Su mano cayó de la cama a manotear la botella de vino que dejara junto a la mesa de noche, en la alfombra, y apenas la alzó supo que estaba vacía. Se obligó a levantarse, apretando las mandíbulas para ignorar su agotamiento. Pensó en avisarle a C que iba al baño. No lo hizo.

Cruzó la habitación con paso cansado, de espaldas a ella y a todo lo que acababa de experimentar.

Fue a la cocina a abrirse otra botella de vino y se metió al baño. Abrió la ducha, ni siquiera esperó a que el agua se calentara. Tembló bajo la lluvia apenas tibia, llevándose la botella a la boca, los ojos cerrados con fuerza.
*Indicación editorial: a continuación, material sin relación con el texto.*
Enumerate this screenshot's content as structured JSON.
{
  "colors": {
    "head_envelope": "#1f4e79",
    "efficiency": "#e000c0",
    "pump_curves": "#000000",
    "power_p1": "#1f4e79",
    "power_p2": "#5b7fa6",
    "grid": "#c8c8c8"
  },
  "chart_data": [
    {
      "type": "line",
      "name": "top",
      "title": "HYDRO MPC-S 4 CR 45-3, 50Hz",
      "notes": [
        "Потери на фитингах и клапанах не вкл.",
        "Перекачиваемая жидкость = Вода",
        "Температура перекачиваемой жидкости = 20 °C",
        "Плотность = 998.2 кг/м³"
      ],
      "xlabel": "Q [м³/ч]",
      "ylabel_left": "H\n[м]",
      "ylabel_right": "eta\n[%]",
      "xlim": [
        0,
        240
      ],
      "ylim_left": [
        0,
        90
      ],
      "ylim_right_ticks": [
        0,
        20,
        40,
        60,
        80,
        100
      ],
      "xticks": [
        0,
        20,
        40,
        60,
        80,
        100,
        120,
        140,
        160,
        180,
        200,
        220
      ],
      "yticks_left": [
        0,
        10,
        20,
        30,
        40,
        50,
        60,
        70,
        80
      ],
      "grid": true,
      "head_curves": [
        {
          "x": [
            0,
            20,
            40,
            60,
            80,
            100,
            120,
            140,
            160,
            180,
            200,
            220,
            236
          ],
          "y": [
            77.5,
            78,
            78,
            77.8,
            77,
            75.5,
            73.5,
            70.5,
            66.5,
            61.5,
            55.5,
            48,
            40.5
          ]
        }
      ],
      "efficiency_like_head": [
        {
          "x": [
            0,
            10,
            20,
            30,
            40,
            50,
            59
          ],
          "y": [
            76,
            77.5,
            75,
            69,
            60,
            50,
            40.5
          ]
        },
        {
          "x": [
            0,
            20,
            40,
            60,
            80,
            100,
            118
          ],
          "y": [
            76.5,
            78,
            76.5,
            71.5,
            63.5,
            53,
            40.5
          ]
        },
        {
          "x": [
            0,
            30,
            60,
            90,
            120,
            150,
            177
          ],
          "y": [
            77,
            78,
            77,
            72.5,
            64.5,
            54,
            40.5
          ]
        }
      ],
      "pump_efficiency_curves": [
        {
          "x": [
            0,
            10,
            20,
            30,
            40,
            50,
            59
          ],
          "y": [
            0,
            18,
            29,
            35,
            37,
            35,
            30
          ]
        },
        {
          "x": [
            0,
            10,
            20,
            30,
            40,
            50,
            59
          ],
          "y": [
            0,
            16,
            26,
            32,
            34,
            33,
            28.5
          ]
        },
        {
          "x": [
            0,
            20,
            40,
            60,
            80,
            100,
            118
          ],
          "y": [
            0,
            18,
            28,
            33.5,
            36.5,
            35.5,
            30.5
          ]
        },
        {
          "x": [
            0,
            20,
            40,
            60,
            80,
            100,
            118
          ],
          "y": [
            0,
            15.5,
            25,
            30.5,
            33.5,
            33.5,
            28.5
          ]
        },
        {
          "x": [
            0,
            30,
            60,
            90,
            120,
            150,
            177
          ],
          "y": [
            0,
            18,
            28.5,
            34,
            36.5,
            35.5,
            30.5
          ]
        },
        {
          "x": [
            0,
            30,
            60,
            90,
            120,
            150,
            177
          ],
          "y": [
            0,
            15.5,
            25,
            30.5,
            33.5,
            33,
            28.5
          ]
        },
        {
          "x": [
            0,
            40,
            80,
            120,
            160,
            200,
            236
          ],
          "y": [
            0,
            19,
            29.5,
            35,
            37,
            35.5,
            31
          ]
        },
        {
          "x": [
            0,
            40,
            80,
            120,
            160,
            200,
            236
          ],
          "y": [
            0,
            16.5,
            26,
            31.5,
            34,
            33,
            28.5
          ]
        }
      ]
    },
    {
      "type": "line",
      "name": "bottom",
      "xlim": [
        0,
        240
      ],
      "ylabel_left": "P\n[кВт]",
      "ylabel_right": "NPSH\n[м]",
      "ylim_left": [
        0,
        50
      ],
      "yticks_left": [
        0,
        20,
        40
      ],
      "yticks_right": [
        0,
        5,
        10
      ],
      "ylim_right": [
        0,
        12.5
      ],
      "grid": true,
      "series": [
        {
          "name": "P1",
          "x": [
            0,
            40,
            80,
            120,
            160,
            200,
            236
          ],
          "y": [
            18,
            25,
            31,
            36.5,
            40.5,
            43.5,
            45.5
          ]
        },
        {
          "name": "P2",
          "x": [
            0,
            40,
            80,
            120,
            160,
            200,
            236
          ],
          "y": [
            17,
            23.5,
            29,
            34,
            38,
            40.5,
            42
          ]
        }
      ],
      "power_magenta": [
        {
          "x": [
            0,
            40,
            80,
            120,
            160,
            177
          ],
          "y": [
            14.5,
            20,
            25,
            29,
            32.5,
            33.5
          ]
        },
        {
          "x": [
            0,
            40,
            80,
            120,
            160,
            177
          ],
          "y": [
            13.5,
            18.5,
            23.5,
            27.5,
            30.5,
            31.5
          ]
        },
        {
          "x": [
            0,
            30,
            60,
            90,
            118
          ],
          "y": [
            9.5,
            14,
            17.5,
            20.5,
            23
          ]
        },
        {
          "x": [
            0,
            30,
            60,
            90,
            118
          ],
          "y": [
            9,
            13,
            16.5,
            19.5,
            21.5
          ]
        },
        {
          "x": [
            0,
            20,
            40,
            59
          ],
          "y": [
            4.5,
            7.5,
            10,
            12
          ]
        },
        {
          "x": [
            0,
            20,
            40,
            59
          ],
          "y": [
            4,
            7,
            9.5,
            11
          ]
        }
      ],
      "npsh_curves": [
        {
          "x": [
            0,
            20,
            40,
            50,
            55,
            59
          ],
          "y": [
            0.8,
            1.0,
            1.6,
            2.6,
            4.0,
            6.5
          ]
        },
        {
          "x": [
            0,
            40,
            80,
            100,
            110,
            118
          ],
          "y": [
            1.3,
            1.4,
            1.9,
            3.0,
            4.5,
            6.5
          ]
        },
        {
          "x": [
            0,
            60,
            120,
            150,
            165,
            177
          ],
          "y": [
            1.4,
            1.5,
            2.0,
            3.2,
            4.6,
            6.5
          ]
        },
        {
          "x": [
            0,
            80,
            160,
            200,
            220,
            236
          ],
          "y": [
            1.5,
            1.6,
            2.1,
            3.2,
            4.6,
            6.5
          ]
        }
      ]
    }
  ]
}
Bebió con ansiedad, para atontarse, para dejar de pensar, para dejar de sentir. Para dejar de desear tantas cosas inútiles y contradictorias.

Apenas salió del baño oyó el sonido dulce, claro, de un piano mezclándose con el rumor de la lluvia. C se había levantado y escuchaba música en el comedor a oscuras. Baladas tristes, registró su cerebro embotado de vino y calor. Encontró sus bermudas, se vistió haciendo pausas para seguir bebiendo, se dirigió al comedor sólo porque había dejado los cigarrillos sobre la mesa.

Hubiera deseado estar solo.

Ella estaba sentada en el sofá. Fumaba acodada en el respaldo, la vista perdida en la oscuridad fría, ciega, allá afuera. Ni siquiera pareció advertir que él estaba allí. La vio apagar el cigarrillo, tomar un trago de una cerveza recién abierta, prender otro cigarrillo a tientas.

Estuvo a punto de hablarle, pero se dio cuenta de que era sólo un impulso de inercia y no lo hizo. Para qué, si no tenía nada que decirle. La vio mover los labios en silencio, cantando para sí misma lo que estaba escuchando. Tomó sus cigarrillos y su encendedor, le dirigió una última mirada para cerciorarse de que no lo seguiría, regresó al dormitorio.

Acomodó las almohadas y se recostó en la cama revuelta con un hondo suspiro. Estiró las piernas, se demoró allí, en su mano la botella que se iba vaciando, los cigarrillos a su lado en la mesa de noche, bajo el cono de luz ambarino de la lámpara. Oyó unas pocas baladas más sin prestarles atención. Parecían todas iguales.

Luego un silencio pesado llenó la casita junto al mar. Las sombras se hicieron más densas, acuciantes. La lámpara de noche apenas lograba mantenerlas a raya, faro diminuto, obstinado, inútil, en la noche de su alma.

C entró al dormitorio sin ruido, una sombra entre las sombras, un fantasma silencioso que trepó a su cama y no le pidió permiso para acurrucarse entre sus brazos.